I've found that employers always value the skills that maths students can bring to a role

Student Hailey Pottinger stood in front of a brick wall smiling
Hailey Pottinger
Programme Lead, Quality Improvement, Chesterfield Royal Hospital
Mathematics MMath
After graduating, Hailey joined the NHS Graduate Management Training Scheme. The mathematical and problem solving skills Hailey learned during her MMath degree helped her secure her place on the scheme, and management roles in the NHS.

After graduating with a first from my Mathematics MMath I went on to join the NHS Graduate Management Training Scheme. After several general management placements based in community health, commissioning, and acute hospital services, I passed the graduate scheme and secured a permanent role as Operational Manager for Neurosciences at Sheffield Teaching Hospitals.

I chose the NHS Graduate Management Training Scheme as I knew I wanted to work with people in my career, and I wanted to work for an organisation whose vision, values and purpose I could identify with. I also knew I wanted to learn a whole new set of skills, and be challenged to keep on learning and developing as I had throughout my degree.

I have consistently found that prospective employers always value the skills that maths students can bring to a role. My mathematical skills came in handy with the tests as part of the scheme application process, and my problem solving skills and ability to interpret data quickly were very useful in the assessment centre.

To prepare for the competitive process of applying for graduate schemes, I attended interview skills and assessment centre sessions organised by the Careers Service. I also attended a number of talks by employers about graduate opportunities, which was how I actually found out about the NHS Graduate Management Scheme.

The wider set of transferable skills I gained from my degree also helped me apply for roles after finishing the NHS Graduate Management Scheme. Complex problem solving and perseverance are fundamental when working in the current healthcare climate, as well as an ability to work with and interpret numbers, data and finance. My final year project as part of the MMath helped me build my report writing and presentation skills.

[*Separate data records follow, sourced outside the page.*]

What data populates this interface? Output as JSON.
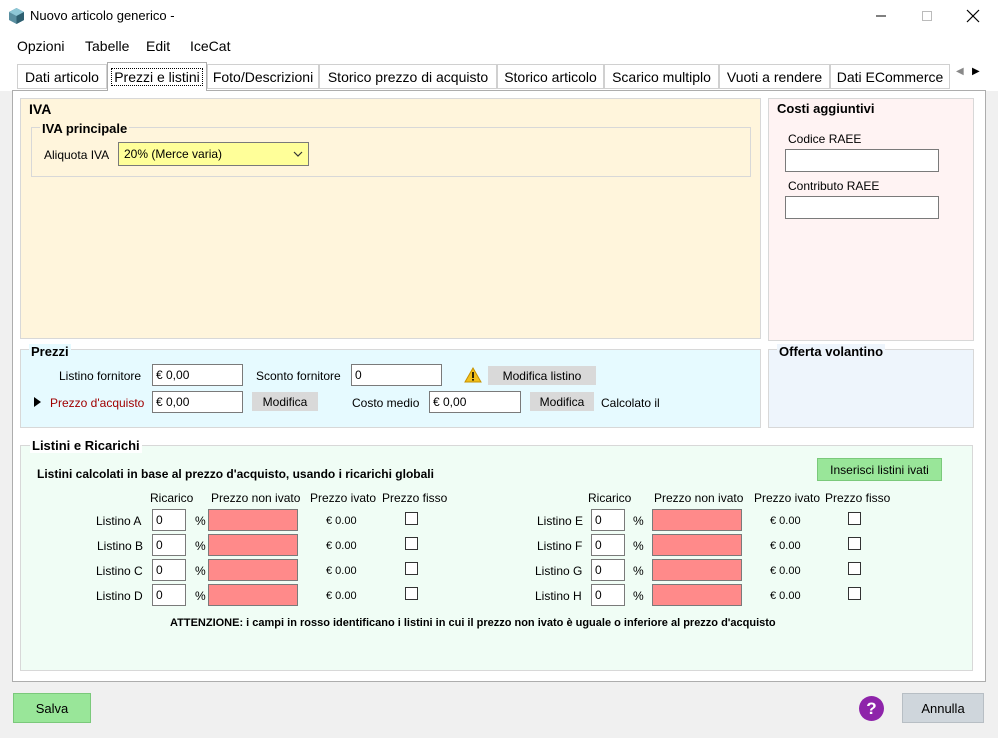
{
  "window": {
    "title": "Nuovo articolo generico -",
    "minimize_icon": "minimize-icon",
    "maximize_icon": "maximize-icon",
    "close_icon": "close-icon"
  },
  "menu": [
    "Opzioni",
    "Tabelle",
    "Edit",
    "IceCat"
  ],
  "tabs": [
    "Dati articolo",
    "Prezzi e listini",
    "Foto/Descrizioni",
    "Storico prezzo di acquisto",
    "Storico articolo",
    "Scarico multiplo",
    "Vuoti a rendere",
    "Dati ECommerce"
  ],
  "active_tab": "Prezzi e listini",
  "iva": {
    "title": "IVA",
    "subgroup_title": "IVA principale",
    "aliquota_label": "Aliquota IVA",
    "aliquota_value": "20% (Merce varia)"
  },
  "costi": {
    "title": "Costi aggiuntivi",
    "codice_raee_label": "Codice RAEE",
    "codice_raee_value": "",
    "contributo_raee_label": "Contributo RAEE",
    "contributo_raee_value": ""
  },
  "prezzi": {
    "title": "Prezzi",
    "listino_fornitore_label": "Listino fornitore",
    "listino_fornitore_value": "€ 0,00",
    "sconto_fornitore_label": "Sconto fornitore",
    "sconto_fornitore_value": "0",
    "modifica_listino_label": "Modifica listino",
    "prezzo_acquisto_label": "Prezzo d'acquisto",
    "prezzo_acquisto_value": "€ 0,00",
    "modifica_label": "Modifica",
    "costo_medio_label": "Costo medio",
    "costo_medio_value": "€ 0,00",
    "modifica2_label": "Modifica",
    "calcolato_label": "Calcolato il"
  },
  "offerta": {
    "title": "Offerta volantino"
  },
  "listini": {
    "title": "Listini e Ricarichi",
    "subtitle": "Listini calcolati in base al prezzo d'acquisto, usando i ricarichi globali",
    "inserisci_label": "Inserisci listini ivati",
    "headers": {
      "ricarico": "Ricarico",
      "prezzo_non_ivato": "Prezzo non ivato",
      "prezzo_ivato": "Prezzo ivato",
      "prezzo_fisso": "Prezzo fisso"
    },
    "percent": "%",
    "left_rows": [
      {
        "name": "Listino A",
        "ricarico": "0",
        "ivato": "€ 0.00"
      },
      {
        "name": "Listino B",
        "ricarico": "0",
        "ivato": "€ 0.00"
      },
      {
        "name": "Listino C",
        "ricarico": "0",
        "ivato": "€ 0.00"
      },
      {
        "name": "Listino D",
        "ricarico": "0",
        "ivato": "€ 0.00"
      }
    ],
    "right_rows": [
      {
        "name": "Listino E",
        "ricarico": "0",
        "ivato": "€ 0.00"
      },
      {
        "name": "Listino F",
        "ricarico": "0",
        "ivato": "€ 0.00"
      },
      {
        "name": "Listino G",
        "ricarico": "0",
        "ivato": "€ 0.00"
      },
      {
        "name": "Listino H",
        "ricarico": "0",
        "ivato": "€ 0.00"
      }
    ],
    "attenzione": "ATTENZIONE: i campi in rosso identificano i listini in cui il prezzo non ivato è uguale o inferiore al prezzo d'acquisto"
  },
  "footer": {
    "salva_label": "Salva",
    "annulla_label": "Annulla",
    "help_icon": "help-icon"
  },
  "colors": {
    "iva_bg": "#fff5dc",
    "costi_bg": "#fff3f3",
    "prezzi_bg": "#e6faff",
    "offerta_bg": "#eef5fc",
    "listini_bg": "#f0fdf5",
    "green_button": "#99e699",
    "red_field": "#ff8a8a",
    "aliquota_bg": "#ffff99",
    "prezzo_acquisto_label": "#a00000",
    "help_purple": "#8e24aa"
  }
}
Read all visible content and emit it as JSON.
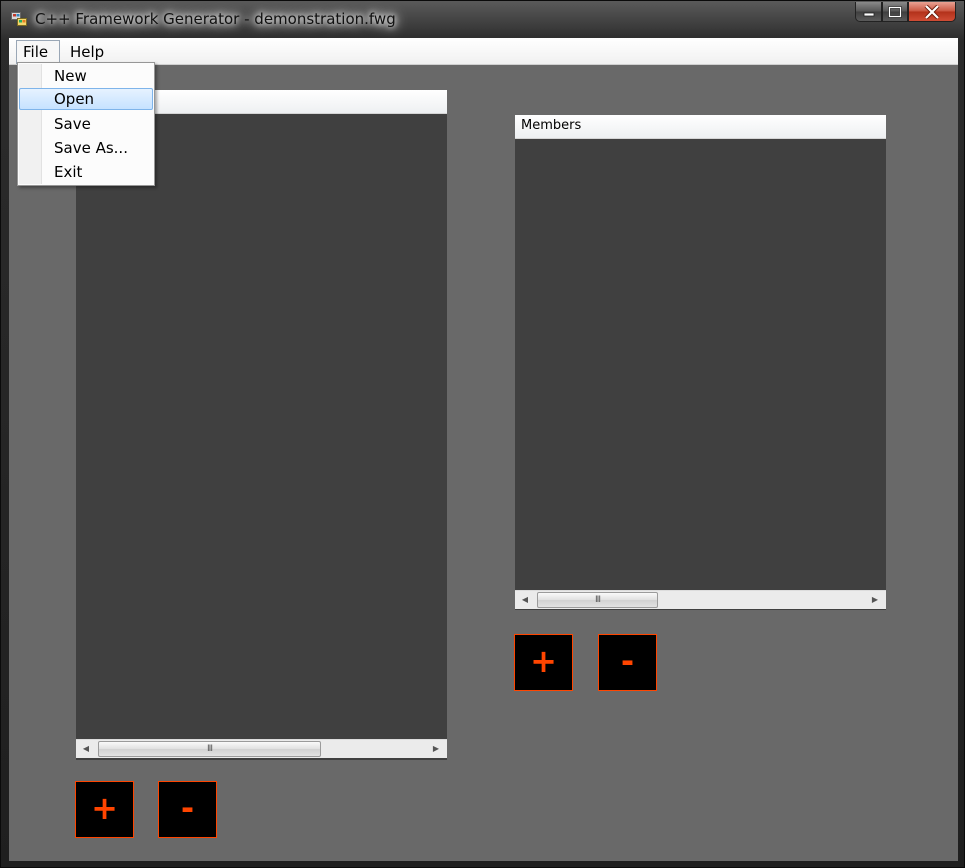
{
  "window": {
    "title": "C++ Framework Generator - demonstration.fwg"
  },
  "menubar": {
    "file": "File",
    "help": "Help"
  },
  "file_menu": {
    "items": [
      "New",
      "Open",
      "Save",
      "Save As...",
      "Exit"
    ],
    "highlighted": "Open"
  },
  "left_panel": {
    "header": "",
    "add_label": "+",
    "remove_label": "-"
  },
  "members_panel": {
    "header": "Members",
    "add_label": "+",
    "remove_label": "-"
  },
  "scrollbar": {
    "grip": "III"
  },
  "colors": {
    "client_bg": "#696969",
    "panel_bg": "#404040",
    "accent": "#ff4500",
    "button_bg": "#000000",
    "menu_highlight": "#cce4ff"
  },
  "icons": {
    "app": "app-icon",
    "minimize": "minimize-icon",
    "maximize": "maximize-icon",
    "close": "close-icon",
    "scroll_left": "chevron-left-icon",
    "scroll_right": "chevron-right-icon"
  }
}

As an operational manager, I was involved in modelling capacity and demand for healthcare services, managing service performance, working with data and statistics to identify service improvements, writing business cases and budget management. I also gained a new set of skills in people management, teamwork and project management to complement my skills from my degree.

In 2021 I moved roles to become a Programme Lead at Chesterfield Royal Hospital, where I am part of the Quality Improvement team. I work with clinical services to support improvement and transformation, aiming to ensure the NHS can provide high quality, safe, and sustainable services in the future.

There are a lot of opportunities for career development, including operational management, masters level education, or healthcare analytics in the NHS. Working in the NHS supporting healthcare professionals and helping patients is such an interesting, challenging and rewarding career I hope to stay working in NHS management for the next few years at least.